It reminded him of his training trip to Germany several years before, when he visited the internment camps for Jews in Dachau. “Between [The Killing Fields] and Dachau, you just take for granted all the good things that we have,” he said.
On the lighter side of things, Blackhurst took home some amusing memories involving road etiquette. Vehicles play chicken on the road — the bigger vehicle gets to pass first.
And then there were scooters carrying entire families. “[One family had] the father driving (the scooter) and there was a small child between him and the mom, who was holding a newborn in her arms. The law is, the driver has to have a helmet on. So the father was wearing a helmet.”
Meals were interesting. For instance, he ate a partially developed duck embryo, an egg delicacy that contestants have had to eat on Fear Factor. Rice was served with every meal, even breakfast. But the best food, in Blackhurst’s opinion, was the mango.
But it was the people — friendly, grateful and humble — who made Blackhurst’s Cambodian trip memorable.
In February, the 42-year old will have served 25 years in the Army National Guard, where he’s achieved the rank of Major.
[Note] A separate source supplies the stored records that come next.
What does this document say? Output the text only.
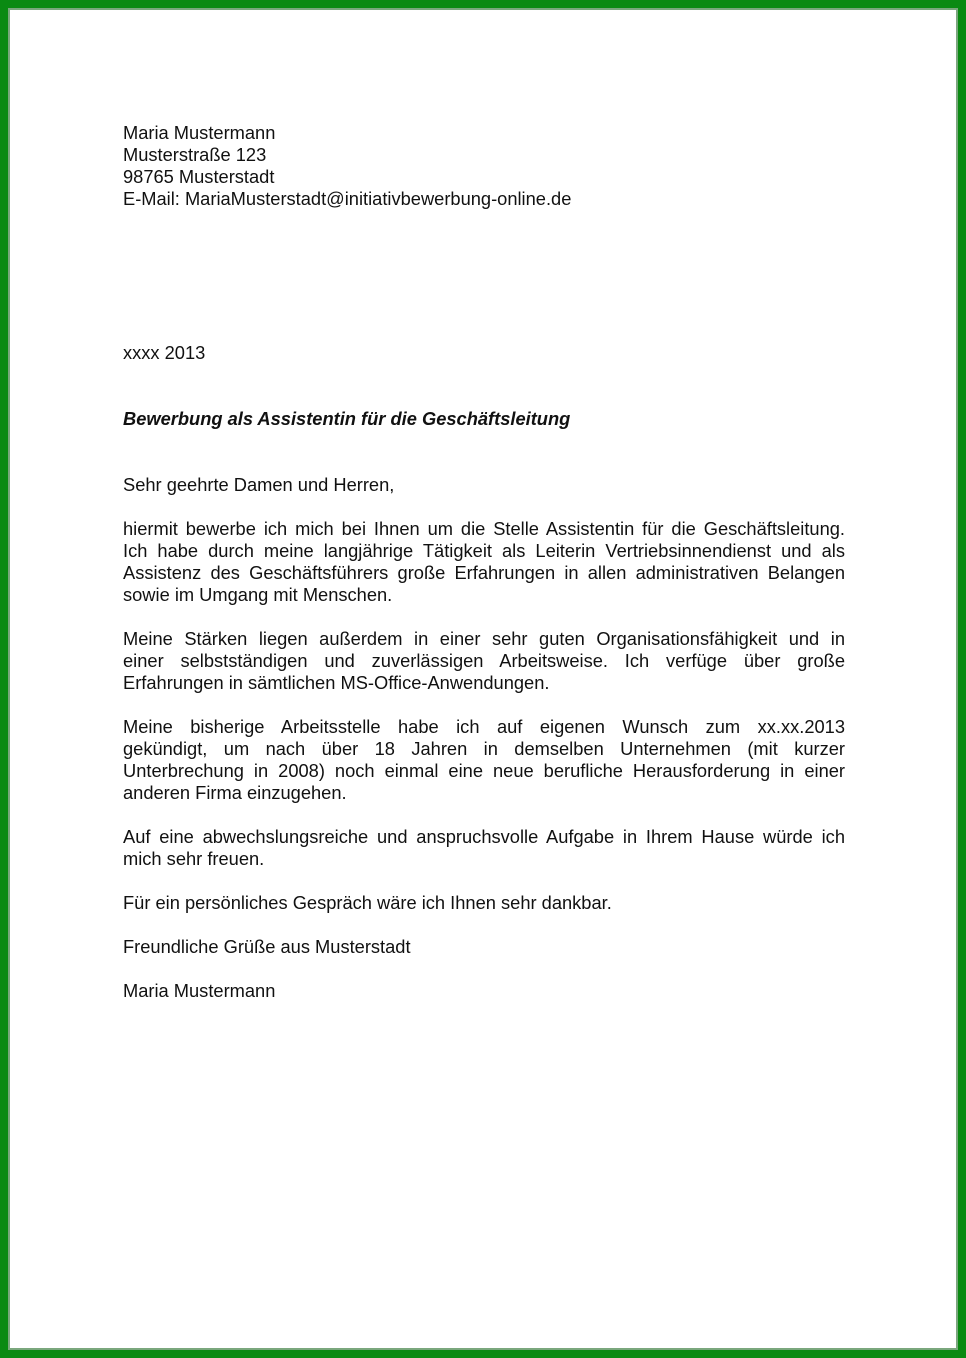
Maria Mustermann
Musterstraße 123
98765 Musterstadt
E-Mail: MariaMusterstadt@initiativbewerbung-online.de
xxxx 2013
Bewerbung als Assistentin für die Geschäftsleitung

Sehr geehrte Damen und Herren,

hiermit bewerbe ich mich bei Ihnen um die Stelle Assistentin für die Geschäftsleitung.
Ich habe durch meine langjährige Tätigkeit als Leiterin Vertriebsinnendienst und als
Assistenz des Geschäftsführers große Erfahrungen in allen administrativen Belangen
sowie im Umgang mit Menschen.

Meine Stärken liegen außerdem in einer sehr guten Organisationsfähigkeit und in
einer selbstständigen und zuverlässigen Arbeitsweise. Ich verfüge über große
Erfahrungen in sämtlichen MS-Office-Anwendungen.

Meine bisherige Arbeitsstelle habe ich auf eigenen Wunsch zum xx.xx.2013
gekündigt, um nach über 18 Jahren in demselben Unternehmen (mit kurzer
Unterbrechung in 2008) noch einmal eine neue berufliche Herausforderung in einer
anderen Firma einzugehen.

Auf eine abwechslungsreiche und anspruchsvolle Aufgabe in Ihrem Hause würde ich
mich sehr freuen.

Für ein persönliches Gespräch wäre ich Ihnen sehr dankbar.

Freundliche Grüße aus Musterstadt

Maria Mustermann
Normally, he spends one weekend a month conducting training exercises for the National Guard. Once in a while, however, he goes abroad to places like Cambodia, Nicaragua, Germany and Iraq.
Deployed in Iraq from Feb. 2003 to June 2004, he admits that time was tough on his wife trying to raise three young sons without him. At least today, there’s Skype and email — technology that hasn’t always been available to the troops until the last five or six years.
His wife Debby gives some insight of why her husband continues to juggle family, church and a full-time job with a food service company while serving in the National Guard.
“He gets upset about people not putting their hand over their heart (during a flag ceremony),” she said. “I’ve never known anyone to be as patriotic.”